Three Notions of Small

Question

I’m currently learning about the history of the development of the Lebesgue integral in Thomas Hawkins’s book “Lebesgue’s Theory of Integration; It’s Origins and Development”

Hawkins is stressing how much early confusion about the Riemann integral came from conflating three different notions of “small” subsets of reals: two topological notions and one measure theoretic notion. The three notions are:

1. Nowhere dense: A set $X \subseteq \mathbb{R}$ is nowhere dense if and only if $\text{int}(\text{cl}(X)) = \emptyset$.
2. First species: For $X \subseteq \mathbb{R}$, let $X’$ denote the set of limit points of $X$. Let $X^{(n)} = ( \cdots ((X’)’)’ \cdots )’$, where limit points are taken $n$ times. $X$ is first species if and only if $X^{(n)} = \emptyset$ for some $n$.
3. Zero Jordan Outer Content: Let $X \subseteq \mathbb{R}$, and let $\mathcal{I} = \{I_1, \cdots, I_n\}$ be a finite collection of intervals such that $X \subseteq \bigcup_j I_j$. The Jordan outer content of $X$ is $c_o(X) = \inf_{\mathcal{I}} \sum_{I \in \mathcal{I}} \ell(I)$, where $\ell(I)$ is the length of the interval $I$. A set has zero Jordan outer content if and only if $c_o(X) = 0$.
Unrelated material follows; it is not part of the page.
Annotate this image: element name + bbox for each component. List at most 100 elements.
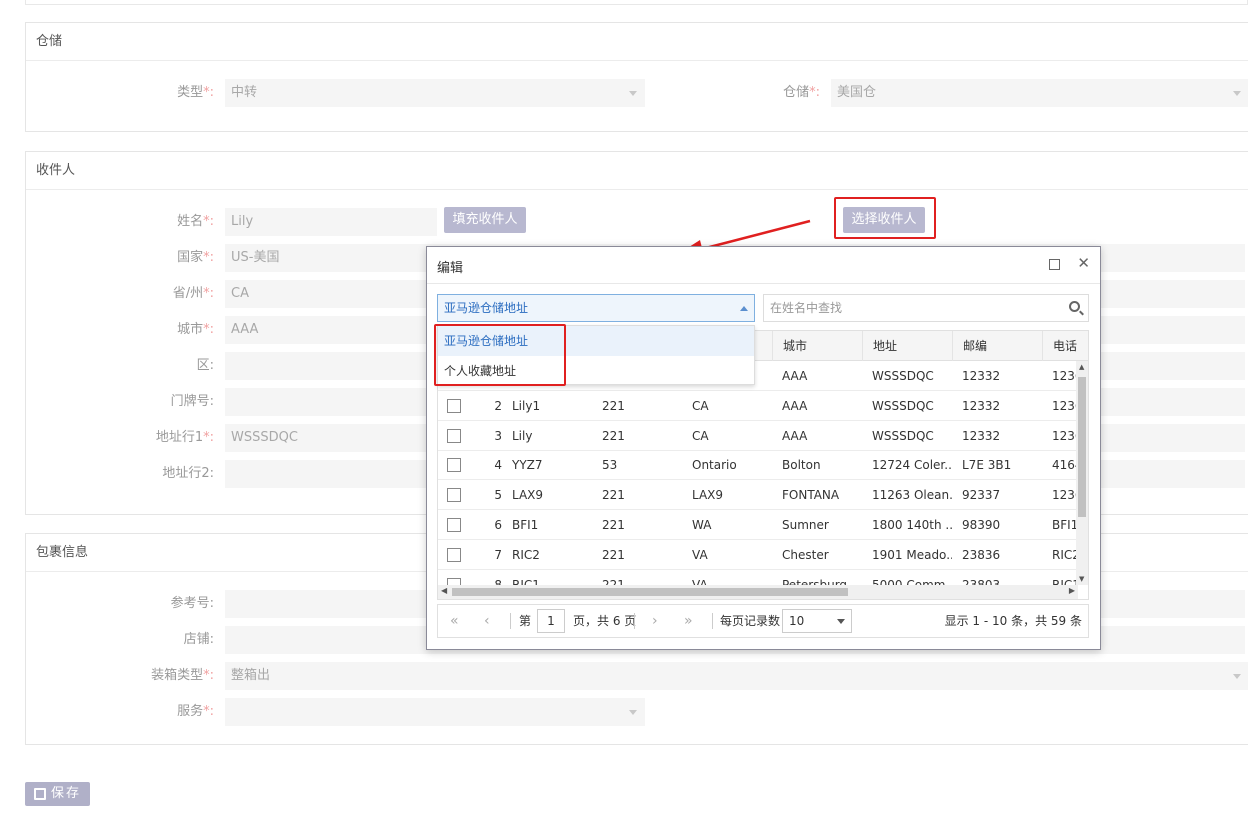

Hawkins’s book gives the following results:

• Dini proved that every first species set has zero Jordan outer content.
• Volterra prove that there are nowhere dense sets with positive Jordan outer content.
• du Bois Reymond independently proved that there are nowhere dense sets that aren’t of first species (this is implied by Volterra + Dini, of course).
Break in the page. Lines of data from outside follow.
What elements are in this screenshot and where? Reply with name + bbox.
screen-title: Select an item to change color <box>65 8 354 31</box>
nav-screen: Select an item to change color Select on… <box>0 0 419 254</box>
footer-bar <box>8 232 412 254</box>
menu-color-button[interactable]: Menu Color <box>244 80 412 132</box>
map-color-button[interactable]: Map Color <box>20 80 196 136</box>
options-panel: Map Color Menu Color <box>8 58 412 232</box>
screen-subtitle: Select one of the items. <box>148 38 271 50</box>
This leaves open two possible containments.
(A) Is every first species set nowhere dense?
(B) Is every set of zero Jordan content nowhere dense?
I think both of these should be true, but I’d like to have my understanding checked. Thanks!

Answer 1

For (A), if $X$ isn't nowhere dense, namely $\mathrm{cl}(X)$ contains a nondegenerate interval, then so does $X'$ and every $X^{(n)}$, so $X$ is not of first species.

For (B), if finitely many closed intervals cover $X$ then they also cover $\mathrm{cl}(X)$, so $X$ has zero Jordan content iff $\mathrm{cl}(X)$ does. In particular, if $\mathrm{cl}(X)$ contains an interval, then $X$ cannot have zero Jordan content.

Answer 2

Yes to both questions:

For the first question, let $X \subset \mathbb{R}$ be of first species. I claim that $\mathrm{int}(\mathrm{cl}(X)) \subset X^{(n)}$ for all $n \geq 1$. This can be proved by induction: When $n = 1$, let $X_{\mathrm{iso}}$ be the set of isolated points of $X$. Then $X^{(1)} = X' = \mathrm{cl}(X) \setminus X_{\mathrm{iso}}$. For any $x \in X_{\mathrm{iso}}$, clearly $x$ is isolated in $\mathrm{cl}(X)$ as well, so $x \notin \mathrm{int}(\mathrm{cl}(X))$. Thus, $\mathrm{int}(\mathrm{cl}(X)) \subset \mathrm{cl}(X) \setminus X_{\mathrm{iso}} = X^{(1)}$.

Assume the result has been proved for some $n$. Consider $X^{(n+1)} = (X^{(n)})'$. By induction assumption, $O = \mathrm{int}(\mathrm{cl}(X)) \subset X^{(n)}$. $O$ is open in $\mathbb{R}$, so all points in it are limit points of $O$, therefore also of $X^{(n)}$. Thus, $O \subset (X^{(n)})' = X^{(n+1)}$.

Of course, this implies that if $X^{(n)} = \varnothing$ for some $n$, then $\mathrm{int}(\mathrm{cl}(X)) = \varnothing$.

For the second question, it is not hard to see that in the definition we may assume $\mathcal{I} = \{I_1, \cdots, I_n\}$ is a finite collection of closed intervals. Thus, $\cup_j I_j$ is closed, so if $X \subset \cup_j I_j$, then so does $\mathrm{cl}(X) \subset \cup_j I_j$. As such, if $X$ is of zero Jordan content, then so does $\mathrm{cl}(X)$ and then also $\mathrm{int}(\mathrm{cl}(X))$. If $\mathrm{int}(\mathrm{cl}(X)) \neq \varnothing$, then it contains a nonempty open interval, whence the said nonempty open interval must be of zero Jordan content as well, which is clearly impossible.